Cortical thickening occurred more slowly in various areas of the brain of AUD patients who also had high blood pressure or high cholesterol. The same was true for AUD patients who were current smokers. There were no significant associations between cortical thickness changes and current substance usage (including drugs other than alcohol), psychiatric problems, or previous cigarette smoking. As a result, stopping smoking may aid in the recovery of cortical thickness. These findings bring hope and a new understanding of brain healing after alcohol withdrawal, albeit they may not be generalizable due to the limited sample size and lack of diversity. It’s also worth noting that these findings don’t say anything about whether the modifications had any influence on brain function.

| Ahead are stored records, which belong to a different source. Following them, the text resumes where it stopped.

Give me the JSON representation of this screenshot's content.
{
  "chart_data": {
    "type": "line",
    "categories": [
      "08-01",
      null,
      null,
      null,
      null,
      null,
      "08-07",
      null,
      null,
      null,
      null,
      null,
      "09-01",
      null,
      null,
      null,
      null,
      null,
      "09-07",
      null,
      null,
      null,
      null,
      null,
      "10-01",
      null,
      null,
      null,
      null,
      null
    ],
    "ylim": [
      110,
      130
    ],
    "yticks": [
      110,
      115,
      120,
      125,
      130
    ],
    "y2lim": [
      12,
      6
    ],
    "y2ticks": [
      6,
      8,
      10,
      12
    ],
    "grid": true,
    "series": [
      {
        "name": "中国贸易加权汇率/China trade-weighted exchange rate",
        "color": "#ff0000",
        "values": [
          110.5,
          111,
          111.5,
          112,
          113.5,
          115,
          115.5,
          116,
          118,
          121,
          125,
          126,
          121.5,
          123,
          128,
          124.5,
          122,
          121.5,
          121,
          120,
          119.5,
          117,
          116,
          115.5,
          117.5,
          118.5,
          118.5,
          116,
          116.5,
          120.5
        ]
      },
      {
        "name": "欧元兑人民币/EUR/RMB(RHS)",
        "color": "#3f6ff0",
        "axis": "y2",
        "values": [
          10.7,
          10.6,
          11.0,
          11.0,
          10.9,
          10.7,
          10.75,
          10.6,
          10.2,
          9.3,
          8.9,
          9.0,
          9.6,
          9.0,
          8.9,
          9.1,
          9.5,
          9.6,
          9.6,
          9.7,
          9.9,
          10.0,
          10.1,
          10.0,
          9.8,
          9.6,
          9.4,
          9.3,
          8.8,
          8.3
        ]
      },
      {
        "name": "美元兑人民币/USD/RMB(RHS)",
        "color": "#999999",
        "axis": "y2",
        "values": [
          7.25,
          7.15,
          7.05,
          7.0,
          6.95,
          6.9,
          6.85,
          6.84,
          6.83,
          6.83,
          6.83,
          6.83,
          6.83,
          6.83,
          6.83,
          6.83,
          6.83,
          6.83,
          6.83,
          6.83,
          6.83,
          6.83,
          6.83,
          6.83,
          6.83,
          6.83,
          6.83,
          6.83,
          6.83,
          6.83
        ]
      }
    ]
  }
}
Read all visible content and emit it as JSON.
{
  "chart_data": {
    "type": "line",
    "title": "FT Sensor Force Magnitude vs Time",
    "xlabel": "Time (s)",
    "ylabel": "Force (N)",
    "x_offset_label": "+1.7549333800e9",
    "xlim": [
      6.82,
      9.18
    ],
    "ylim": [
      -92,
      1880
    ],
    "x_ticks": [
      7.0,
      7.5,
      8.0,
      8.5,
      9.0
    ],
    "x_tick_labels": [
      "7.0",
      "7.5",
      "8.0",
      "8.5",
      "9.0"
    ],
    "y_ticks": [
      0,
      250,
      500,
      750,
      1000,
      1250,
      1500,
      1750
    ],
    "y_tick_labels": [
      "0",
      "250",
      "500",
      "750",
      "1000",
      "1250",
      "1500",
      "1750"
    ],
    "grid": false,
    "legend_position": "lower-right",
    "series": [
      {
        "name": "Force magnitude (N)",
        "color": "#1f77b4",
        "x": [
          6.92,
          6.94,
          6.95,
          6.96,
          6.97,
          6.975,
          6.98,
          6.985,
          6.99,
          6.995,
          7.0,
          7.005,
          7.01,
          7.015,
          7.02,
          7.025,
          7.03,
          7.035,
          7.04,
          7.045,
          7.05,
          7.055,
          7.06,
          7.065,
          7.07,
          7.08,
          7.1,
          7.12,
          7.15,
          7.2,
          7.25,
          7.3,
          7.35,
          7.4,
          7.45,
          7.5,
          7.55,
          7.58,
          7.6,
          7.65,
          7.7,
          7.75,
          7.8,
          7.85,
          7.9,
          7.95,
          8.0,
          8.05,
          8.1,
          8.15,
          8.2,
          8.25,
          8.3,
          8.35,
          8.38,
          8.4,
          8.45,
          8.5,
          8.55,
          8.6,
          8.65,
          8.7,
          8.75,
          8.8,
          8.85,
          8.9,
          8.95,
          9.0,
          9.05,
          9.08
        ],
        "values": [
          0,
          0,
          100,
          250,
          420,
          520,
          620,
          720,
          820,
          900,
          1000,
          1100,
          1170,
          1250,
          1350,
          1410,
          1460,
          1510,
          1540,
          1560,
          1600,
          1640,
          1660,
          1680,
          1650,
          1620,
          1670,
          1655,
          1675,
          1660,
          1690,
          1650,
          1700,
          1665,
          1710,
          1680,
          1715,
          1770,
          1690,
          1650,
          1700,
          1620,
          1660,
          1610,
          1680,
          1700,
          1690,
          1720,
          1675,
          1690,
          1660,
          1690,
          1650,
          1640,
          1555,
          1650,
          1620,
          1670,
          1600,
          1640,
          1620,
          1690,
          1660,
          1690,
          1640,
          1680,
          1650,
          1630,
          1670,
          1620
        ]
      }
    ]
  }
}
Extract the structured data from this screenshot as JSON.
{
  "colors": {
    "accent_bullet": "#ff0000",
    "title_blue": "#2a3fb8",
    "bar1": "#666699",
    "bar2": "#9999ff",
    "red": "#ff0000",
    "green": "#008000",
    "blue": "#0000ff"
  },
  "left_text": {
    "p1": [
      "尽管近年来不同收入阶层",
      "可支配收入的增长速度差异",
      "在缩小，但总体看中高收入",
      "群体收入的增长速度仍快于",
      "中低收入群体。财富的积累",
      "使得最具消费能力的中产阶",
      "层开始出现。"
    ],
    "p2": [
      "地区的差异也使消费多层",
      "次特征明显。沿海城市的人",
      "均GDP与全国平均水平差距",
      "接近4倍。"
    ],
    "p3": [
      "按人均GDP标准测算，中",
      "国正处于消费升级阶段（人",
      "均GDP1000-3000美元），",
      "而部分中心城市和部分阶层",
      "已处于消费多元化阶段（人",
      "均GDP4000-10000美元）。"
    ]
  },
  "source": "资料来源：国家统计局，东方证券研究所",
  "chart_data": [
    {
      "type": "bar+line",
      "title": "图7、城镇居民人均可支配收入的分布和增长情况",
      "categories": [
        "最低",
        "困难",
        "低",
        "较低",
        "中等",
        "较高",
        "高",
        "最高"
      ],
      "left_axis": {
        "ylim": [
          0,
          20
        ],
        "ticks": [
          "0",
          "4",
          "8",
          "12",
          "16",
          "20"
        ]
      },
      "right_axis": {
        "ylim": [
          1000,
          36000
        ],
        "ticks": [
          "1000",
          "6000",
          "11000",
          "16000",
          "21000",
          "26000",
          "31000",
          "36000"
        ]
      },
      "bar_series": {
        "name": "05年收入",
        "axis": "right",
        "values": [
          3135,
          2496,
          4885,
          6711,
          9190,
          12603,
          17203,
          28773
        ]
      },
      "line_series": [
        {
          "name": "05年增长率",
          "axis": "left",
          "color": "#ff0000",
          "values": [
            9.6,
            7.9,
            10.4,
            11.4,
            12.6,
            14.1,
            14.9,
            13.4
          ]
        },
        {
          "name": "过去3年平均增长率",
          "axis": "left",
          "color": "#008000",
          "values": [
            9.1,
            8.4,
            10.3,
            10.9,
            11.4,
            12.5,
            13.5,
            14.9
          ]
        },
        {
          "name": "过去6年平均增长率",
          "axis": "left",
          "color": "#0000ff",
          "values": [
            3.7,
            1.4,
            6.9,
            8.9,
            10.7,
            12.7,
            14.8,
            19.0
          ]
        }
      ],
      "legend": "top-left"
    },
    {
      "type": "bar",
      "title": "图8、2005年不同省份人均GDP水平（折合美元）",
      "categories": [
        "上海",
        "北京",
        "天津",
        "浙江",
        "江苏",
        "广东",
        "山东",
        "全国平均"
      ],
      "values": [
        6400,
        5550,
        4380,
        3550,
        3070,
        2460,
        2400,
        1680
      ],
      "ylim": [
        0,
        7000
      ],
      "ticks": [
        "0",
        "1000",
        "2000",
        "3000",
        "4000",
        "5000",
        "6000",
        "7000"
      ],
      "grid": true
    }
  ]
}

“Larger longitudinal studies are required to examine the neurocognitive and psychosocial correlates of cortical thickness recovery during sustained abstinence in AUD,” the team writes. The authors also point out that variables they didn’t account for, such as genetics, physical activity, and people’s liver and lung health, could have affected their findings. “This data provides clinically relevant information on the beneficial effects of sustained sobriety on human brain morphology,” the authors conclude, “and reinforces the adaptive effects of abstinence-based recovery in AUD.”